Provide phase-appropriate QA oversight for technology transfer, process validation/PPQ readiness, control strategy implementation, and manufacturing scale-up activities.
Partner with Product/Program Leadership to ensure quality deliverables, timelines, and risk mitigations are built into program plans (e.g., risk assessments, readiness reviews, documentation strategy).
Ensure alignment to applicable regulations and guidance (e.g., FDA/EMA/ICH) and site quality standards.
Provide quality-minded problem resolution on the manufacturing and/or QC floor; identify, escalate, and drive closure of quality issues impacting safety, compliance, supply, or schedule.

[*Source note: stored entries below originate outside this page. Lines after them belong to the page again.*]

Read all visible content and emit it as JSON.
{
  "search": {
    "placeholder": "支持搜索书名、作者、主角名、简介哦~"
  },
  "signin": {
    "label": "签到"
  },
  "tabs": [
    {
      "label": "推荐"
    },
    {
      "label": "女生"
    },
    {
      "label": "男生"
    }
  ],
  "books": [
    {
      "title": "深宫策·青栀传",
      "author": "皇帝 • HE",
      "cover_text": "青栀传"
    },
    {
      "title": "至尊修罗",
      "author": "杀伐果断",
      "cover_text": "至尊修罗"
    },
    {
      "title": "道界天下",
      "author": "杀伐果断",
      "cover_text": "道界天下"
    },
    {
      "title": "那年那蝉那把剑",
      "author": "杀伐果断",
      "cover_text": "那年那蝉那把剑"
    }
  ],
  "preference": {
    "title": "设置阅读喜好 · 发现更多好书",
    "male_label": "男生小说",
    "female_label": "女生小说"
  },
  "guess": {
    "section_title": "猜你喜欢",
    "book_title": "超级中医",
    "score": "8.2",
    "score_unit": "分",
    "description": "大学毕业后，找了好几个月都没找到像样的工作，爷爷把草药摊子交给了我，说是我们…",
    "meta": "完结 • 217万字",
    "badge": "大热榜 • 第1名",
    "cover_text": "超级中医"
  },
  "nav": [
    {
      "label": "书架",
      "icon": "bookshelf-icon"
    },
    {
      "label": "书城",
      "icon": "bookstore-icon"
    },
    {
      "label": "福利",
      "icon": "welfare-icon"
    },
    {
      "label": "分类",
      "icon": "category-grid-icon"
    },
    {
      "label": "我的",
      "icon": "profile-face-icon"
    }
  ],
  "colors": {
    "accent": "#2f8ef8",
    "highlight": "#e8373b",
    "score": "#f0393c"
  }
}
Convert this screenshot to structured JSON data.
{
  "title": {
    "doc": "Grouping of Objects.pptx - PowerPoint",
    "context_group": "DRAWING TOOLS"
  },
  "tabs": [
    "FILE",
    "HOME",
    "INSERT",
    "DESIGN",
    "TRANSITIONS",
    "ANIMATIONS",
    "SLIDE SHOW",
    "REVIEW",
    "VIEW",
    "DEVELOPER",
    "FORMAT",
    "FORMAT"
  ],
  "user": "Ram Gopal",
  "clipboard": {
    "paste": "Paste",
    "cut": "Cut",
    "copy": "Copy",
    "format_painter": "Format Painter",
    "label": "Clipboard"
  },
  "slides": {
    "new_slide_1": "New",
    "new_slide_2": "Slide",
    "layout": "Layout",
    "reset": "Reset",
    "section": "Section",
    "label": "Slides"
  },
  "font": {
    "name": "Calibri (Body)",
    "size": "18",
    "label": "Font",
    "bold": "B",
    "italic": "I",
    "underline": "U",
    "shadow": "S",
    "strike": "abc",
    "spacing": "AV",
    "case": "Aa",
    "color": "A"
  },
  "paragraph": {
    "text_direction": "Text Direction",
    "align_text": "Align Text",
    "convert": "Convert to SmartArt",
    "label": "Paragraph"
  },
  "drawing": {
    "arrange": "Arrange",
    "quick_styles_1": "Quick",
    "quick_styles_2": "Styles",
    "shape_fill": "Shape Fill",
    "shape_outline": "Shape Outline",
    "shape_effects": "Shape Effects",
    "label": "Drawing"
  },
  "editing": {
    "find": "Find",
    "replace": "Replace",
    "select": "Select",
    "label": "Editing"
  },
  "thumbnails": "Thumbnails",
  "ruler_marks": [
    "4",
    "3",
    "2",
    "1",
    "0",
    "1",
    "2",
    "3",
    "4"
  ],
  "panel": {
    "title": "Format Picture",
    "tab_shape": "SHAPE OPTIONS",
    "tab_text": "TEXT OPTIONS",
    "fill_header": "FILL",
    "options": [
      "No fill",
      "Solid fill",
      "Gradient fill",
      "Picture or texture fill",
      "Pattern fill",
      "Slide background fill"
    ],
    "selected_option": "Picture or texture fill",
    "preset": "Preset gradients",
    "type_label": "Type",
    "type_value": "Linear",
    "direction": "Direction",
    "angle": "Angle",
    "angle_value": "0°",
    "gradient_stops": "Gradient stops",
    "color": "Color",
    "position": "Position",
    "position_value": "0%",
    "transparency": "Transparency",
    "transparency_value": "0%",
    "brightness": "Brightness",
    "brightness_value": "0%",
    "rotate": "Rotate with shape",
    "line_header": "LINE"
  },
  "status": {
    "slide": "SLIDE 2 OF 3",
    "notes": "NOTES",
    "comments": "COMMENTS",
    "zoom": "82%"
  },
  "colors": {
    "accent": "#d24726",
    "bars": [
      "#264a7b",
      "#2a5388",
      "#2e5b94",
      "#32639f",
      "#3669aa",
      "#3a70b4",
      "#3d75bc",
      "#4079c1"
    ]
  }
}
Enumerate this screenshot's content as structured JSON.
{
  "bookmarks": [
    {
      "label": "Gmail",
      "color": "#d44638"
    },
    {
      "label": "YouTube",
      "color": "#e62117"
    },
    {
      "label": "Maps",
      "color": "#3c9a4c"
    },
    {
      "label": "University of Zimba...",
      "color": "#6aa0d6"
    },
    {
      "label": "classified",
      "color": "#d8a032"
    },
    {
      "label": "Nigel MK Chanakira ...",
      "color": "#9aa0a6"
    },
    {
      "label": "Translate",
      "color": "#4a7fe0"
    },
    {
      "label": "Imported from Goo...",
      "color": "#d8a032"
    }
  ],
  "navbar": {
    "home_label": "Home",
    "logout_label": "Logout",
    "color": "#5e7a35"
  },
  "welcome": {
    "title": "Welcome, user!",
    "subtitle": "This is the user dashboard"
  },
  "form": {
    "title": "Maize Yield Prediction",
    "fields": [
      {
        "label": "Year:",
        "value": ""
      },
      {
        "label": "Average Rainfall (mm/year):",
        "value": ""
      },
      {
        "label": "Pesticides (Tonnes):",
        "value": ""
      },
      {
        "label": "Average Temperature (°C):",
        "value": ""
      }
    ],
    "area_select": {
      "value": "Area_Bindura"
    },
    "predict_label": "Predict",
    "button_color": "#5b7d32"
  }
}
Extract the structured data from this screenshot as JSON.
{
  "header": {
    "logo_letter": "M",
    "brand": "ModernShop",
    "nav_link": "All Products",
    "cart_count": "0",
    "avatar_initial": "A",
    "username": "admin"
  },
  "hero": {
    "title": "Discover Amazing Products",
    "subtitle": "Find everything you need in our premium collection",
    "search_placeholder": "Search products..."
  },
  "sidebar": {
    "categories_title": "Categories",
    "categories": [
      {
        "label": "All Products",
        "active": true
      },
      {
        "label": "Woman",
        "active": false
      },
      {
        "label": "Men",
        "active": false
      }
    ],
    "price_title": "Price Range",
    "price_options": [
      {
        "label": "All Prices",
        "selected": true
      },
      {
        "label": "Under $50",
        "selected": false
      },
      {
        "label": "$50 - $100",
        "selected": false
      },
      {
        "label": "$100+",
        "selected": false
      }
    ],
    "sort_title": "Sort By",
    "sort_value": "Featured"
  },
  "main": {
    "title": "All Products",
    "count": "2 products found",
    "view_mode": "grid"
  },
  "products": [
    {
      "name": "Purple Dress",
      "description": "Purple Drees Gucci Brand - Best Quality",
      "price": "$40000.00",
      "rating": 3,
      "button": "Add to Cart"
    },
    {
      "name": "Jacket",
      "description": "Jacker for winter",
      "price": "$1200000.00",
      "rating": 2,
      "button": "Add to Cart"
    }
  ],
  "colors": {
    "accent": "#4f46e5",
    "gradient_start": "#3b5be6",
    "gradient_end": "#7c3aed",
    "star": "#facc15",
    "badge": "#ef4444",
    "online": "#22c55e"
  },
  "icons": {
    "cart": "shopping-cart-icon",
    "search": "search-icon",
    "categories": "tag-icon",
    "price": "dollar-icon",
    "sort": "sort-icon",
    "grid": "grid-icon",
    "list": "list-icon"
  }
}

Review and approve GMP records including (but not limited to) batch records, SOPs/controlled documents, deviations, CAPAs, change controls, investigations, validation/transfer protocols, and other quality records.
Perform routine quality walkthroughs and support a strong Quality on the Floor presence; ensure timely and effective follow-up on observations.
Lead and deliver quality and compliance projects (site and program-level), such as: deviation reduction, right-first-time improvements, audit readiness enhancements, documentation simplification, and system/process harmonization.
Use risk-based thinking to prioritize work, recommend mitigation strategies, and measure effectiveness (KPIs/metrics, trending, recurring issue elimination).
Drive sustainable outcomes by partnering with Manufacturing, QC, MSAT/Process Development, Engineering, Supply Chain, and other stakeholders.
Mentor and coach QA engineers and cross-functional peers on investigations, documentation practices, GMP decision-making, and risk-based problem solving.
Support onboarding/training (curriculum completion, role-based training content, job aids) and promote consistent application of quality standards.
Act as a go-to SME for assigned areas/systems and model strong quality culture behaviors (calm escalation, clear decisions, constructive challenge).